2nd. In veins and beds which are generally found to exist in mountains of secondary height, but parallel to the meridional range of the country. The minerals composing the veins are either quartz, calcareous spar, or sulphate of baryta. The ores that accompany the gold in these veins are chiefly iron pyrites, copper pyrites, galena, blende and mispickel.

3rd. In alluvial grounds, in the beds of rivers, and in the soil of the adjacent plains, the soil of these plains containing, at a certain depth, gold in spangles and grains; separable by washing. In the neighbourhood of auriferous veins, these alluvial deposits are frequently very rich, and in some cases, have led to the discovery of important mines, as the once-famed Gongo Soco gold mine of Brazil.

An important circumstance in connexion with these alluvial deposits, is that the productiveness of the deposits of the valleys gradually diminishes as the acclivity of the hill increases, and thus plainly shows the origin of these deposits. It has generally been found that, at a distance from the mountains in which the auriferous streams rise, there is a point in which the gold is found in nearly an impalpable dust; that going up the stream, it insensibly increases in coarseness, and in laminated particles, until the gold is found with its natural roughness and points, as if fresh broken from its matrix. Larger pieces sometimes occur, even to several pounds in weight, as also pieces are found containing portions of the matrix, thus occasionally enabling the "prospector" to form a shrewd guess of the neighbourhood in which to look for a rich mine, with some hope of success. A great mistake is however frequently made in gold districts upon finding a rich spot:--the whole area of the country is supposed to be equally rich; of course time soon shows the fallacy of this belief.

As we have in New Zealand many of the conditions under which gold is found in other countries, as well as most of the gold-bearing rocks; such as crystalline rocks composed of quartz and felspar, with a grey base, sometimes approaching to the character of porphyry; together with dykes of quartz in talc and mica-slate schist, &c; also sienitic and granitic rocks, frequently schorlaceous, the schorl in the granite being often seen in black strings, in crystals, or in rhomboidal particles; with chlorite slate, hornblende rock, porphyry, protogine, basalt, greenstone, ancient sandstones, shales and conglomerates; all of these rocks being more or less favorable to the development of the metals, it seems by no means improbable that gold may, at some future day, be added to the list of metals already known to exist in the Province of New Ulster.

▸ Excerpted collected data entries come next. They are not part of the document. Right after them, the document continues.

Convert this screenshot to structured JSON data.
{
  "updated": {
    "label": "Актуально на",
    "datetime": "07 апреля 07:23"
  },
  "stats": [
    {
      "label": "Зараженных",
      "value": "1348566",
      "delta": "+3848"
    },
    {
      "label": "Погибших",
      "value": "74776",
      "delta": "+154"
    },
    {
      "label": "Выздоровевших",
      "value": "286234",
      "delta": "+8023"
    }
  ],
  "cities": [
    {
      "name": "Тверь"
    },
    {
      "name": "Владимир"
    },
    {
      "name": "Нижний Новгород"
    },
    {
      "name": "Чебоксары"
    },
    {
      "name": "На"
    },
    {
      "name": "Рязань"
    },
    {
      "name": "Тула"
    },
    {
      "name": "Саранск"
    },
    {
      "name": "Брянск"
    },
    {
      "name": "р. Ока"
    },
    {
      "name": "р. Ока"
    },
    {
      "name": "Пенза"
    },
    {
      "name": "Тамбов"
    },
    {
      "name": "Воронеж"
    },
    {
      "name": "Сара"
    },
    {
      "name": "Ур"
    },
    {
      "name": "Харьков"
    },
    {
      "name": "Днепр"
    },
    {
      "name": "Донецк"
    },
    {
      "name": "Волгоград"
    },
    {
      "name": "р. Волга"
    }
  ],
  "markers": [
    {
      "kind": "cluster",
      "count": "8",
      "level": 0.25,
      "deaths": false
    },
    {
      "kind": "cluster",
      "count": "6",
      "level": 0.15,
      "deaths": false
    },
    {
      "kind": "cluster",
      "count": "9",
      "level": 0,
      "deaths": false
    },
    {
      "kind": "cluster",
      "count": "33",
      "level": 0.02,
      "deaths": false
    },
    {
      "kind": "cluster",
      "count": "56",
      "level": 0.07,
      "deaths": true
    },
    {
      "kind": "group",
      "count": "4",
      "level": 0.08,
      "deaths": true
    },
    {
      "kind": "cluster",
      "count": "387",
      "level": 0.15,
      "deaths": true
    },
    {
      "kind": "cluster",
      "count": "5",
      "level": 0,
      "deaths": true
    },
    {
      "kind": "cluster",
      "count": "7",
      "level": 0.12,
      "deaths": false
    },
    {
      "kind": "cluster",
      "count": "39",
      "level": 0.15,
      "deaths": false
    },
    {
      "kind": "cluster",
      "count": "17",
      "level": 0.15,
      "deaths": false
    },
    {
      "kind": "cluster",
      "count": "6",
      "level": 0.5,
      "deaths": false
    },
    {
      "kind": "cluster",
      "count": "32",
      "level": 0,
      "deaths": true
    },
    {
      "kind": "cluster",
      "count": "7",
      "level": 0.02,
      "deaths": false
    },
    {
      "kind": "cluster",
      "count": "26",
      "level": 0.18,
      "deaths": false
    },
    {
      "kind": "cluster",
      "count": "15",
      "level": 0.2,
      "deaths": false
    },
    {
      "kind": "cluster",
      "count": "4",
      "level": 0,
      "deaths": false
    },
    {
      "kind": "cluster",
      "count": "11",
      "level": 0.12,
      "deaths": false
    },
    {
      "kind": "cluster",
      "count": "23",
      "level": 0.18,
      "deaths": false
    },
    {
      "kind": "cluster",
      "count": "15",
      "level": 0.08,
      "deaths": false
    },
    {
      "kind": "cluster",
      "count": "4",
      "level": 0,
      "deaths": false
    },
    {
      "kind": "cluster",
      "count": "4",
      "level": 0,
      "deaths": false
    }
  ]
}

1   Dr. Dieffenbach recognised amongst these lignites the Kauri and Pohutara trees, besides remains of tree-ferns, impressions of a smaller description of fern, and a kind of "typha," all of which plants, and particularly the latter, are abundantly found in the Province.
2   It may be right to advert to another speculation concerning mountain-chains. Groups of islands, like the Kuriles, the Aleutian, and the Great and Little Antilles, being manifestly the peaks of submarine groups, some generalizes have attempted to resolve all islands into such, and to trace through these few and far between indications the chains of mountains rising from the bottom of the sea. Vide Balby's Geography, and "Introduction a la Geographie," by Lacroix.
3   An extraordinary land-slip, caused, as it was said, by the shock of an earthquake, occurred in the early part of 1846, in the vicinity of the lake of Taupo. An immense mass of earth and mud suddenly detached itself from the side of a mountain, and descended, like an avalanche, upon a large native settlement or Pah. The occurrence took place in the middle of the night, and it is said that no less than forty natives perished on this occasion, includlng the chief of the district named "Te Heu-heu."
4   The highest mountain of Tahiti is about 7,000 feet in height, and a little below it, there is an extinct crater, having at its bottom a lake, about a mile in diameter. The whole of this island bears evident marks of its volcanic origin. At Hawaii, the largest island of the Sandwich Island group, the mountain attains an elevation of upwards of 13,000 feet, and the great crater of Mouna Loa, situate upon it, is the largest known. This crater is at the present time in active eruption, and pours forth a continuous flood of lava, threatening destruction to the town of Hilo, situated at the distance of many miles from it. The whole of the island of Hawaii, which is eighty-eight miles long by seventy-three miles broad, is entirely composed of volcanic rocks, and is overspread with a dense coating of lava and scoria, the products of successive eruptions.
5   In New South Wales, according to Mr. Strzelecki, the space occupied by the crystalline rocks is to that of the sedimentary rocks as 3 to 1. -- In Van Diemen's Land, according to the same authority, the proportion is as 7 to 1.
6   Most of the igneous rocks first investigated in France and Germany, were associated with marine strata, and in some places they occurred in tabular masses or platforms at different heights, so as to form on the sides of some hills a succession of terraces or steps, from which circumstance they were called "trappean" by Bergman, from "trappa," Swedish for a flight of steps, a name afterwards adopted very generally into the nomenclature of the science.
7   It is a singular fact that the islands of New Zealand, which may be compared to Ireland and Scotland, in dimensions, appear to possess no indigenous quadrupeds, except the bat, and this becomes more striking when we recollect that the northern extremity of New Zealand stretches to latitude 34°, where the warmth of the climate must greatly favour the prolific developement of animal life. Dogs, hogs, and rats, (now so abundantly found in these islands) have all been introduced either from the neighbouring islands, or from Great Britain.